UPDATE: For a cross-section of Star readers' views on Nichols' piece, click here.

Monday, March 26, 2012

Harper Inc. Continues To Deform Our National Ethos

While it is probably impossible to define the soul of a nation, one aspect of the Canadian psyche must surely be a generosity of spirit and a concern for the collective that is absent in many other nations.

It is the relentless attack upon this very spirit, with the intention of minimizing its influence in policy formulation, that I find the most reprehensible aspect of the Harper regime. While I have written before about these efforts, I was reminded of them in reading Tim Harper's column this morning in The Star. A few excerpts follow:

Mulcair had barely made his way to the stage late Saturday when the Conservative party fired off a release, branding him “an opportunist,’’ a man with blind ambition and a divisive personality.

There was Maxime Bernier, a minister of state from Stephen Harper’s tiny Quebec team, branding Mulcair a socialist, a man who will raise your taxes, take away your freedom and intervene daily in your life.

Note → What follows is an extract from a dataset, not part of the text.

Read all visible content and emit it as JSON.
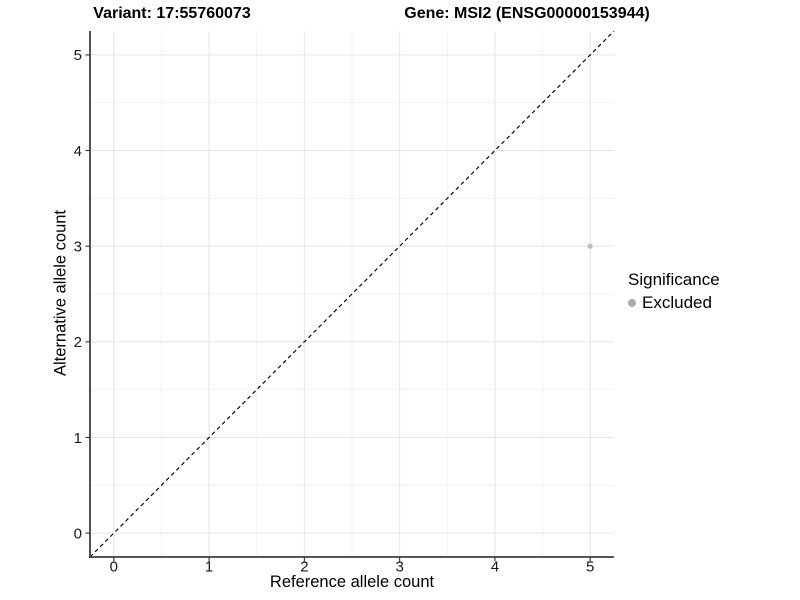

Then Heritage Minister James Moore entered the fray, bringing the attack up yet another notch, referring to Mulcair’s “vicious streak,” then repeating that he was “vicious and personal’’ in his approach to politics.

While these attempts at character assassination can be dismissed as simply reflections of the gutter politics with which Harper and his acolytes are intimately familiar, their costs can be high indeed, as pointed out by a Star reader this morning:

Re: PM disgusts voters with attack ads, Column, March 22

I am really concerned for the Canadian psyche. Here we go again with negative ads even though we are not in an election. What a message for every child in the schoolyard — name-calling, half-truths and demeaning another person's character are okay. Politics is destroying our civil society instead of providing much-needed leadership. The Conservatives should be inspiring us to work together for a better country. They should be talking about policies that will lead to a better, more cohesive society rather than attempting to humiliate the opposition.

They need to stop the negative ads and start focusing on their own party platform. Continuing that negativity will serve as a wedge in our country that can only get bigger and bigger.


Bonnie Bacvar, North York

It is a point well-taken, but one which this Harper Conservative government, I suspect, doesn't give a damn about.

Thursday, March 22, 2012

Discouragements to Democratic Participation

The litany of abuses, even crimes, against democracy committed by the Harper government is indeed long. Probably the gravest damage done by this regime, and I believe the damage is intentional, is to alienate increasing numbers of citizens from the electoral process.

In his column today, Bob Hepburn, in writing about the renewal of attack ads Harper is so famous for, has this to say:

Indeed, since he became Prime Minister, Harper has lowered the overall standard on what is acceptable in Canadian politics. He has allowed his attack dogs to operate with impunity, taking his cue from poisonous American campaigns. With his new ad, Harper is clearly signalling he believes “going negative” is the only way of winning and he is not about to stop.

For years, political scientists in Canada and the U.S. have argued that the growing use of negative ads, which topped 60 per cent of all ads in the 2008 U.S. presidential election, fosters lower voter turnout and a loss of trust in governments.


While others may seek a deeper strategy behind these despicable ads, I sincerely believe that their main purpose is to do just that, foster lower voter turnout so that a strong turnout by their own rabid supporters ensures a Conservative majority in perpetuity.

I have said this before, and I'll say it again: the damage this regime is doing to our democratic traditions renders it roundly and manifestly unfit to govern.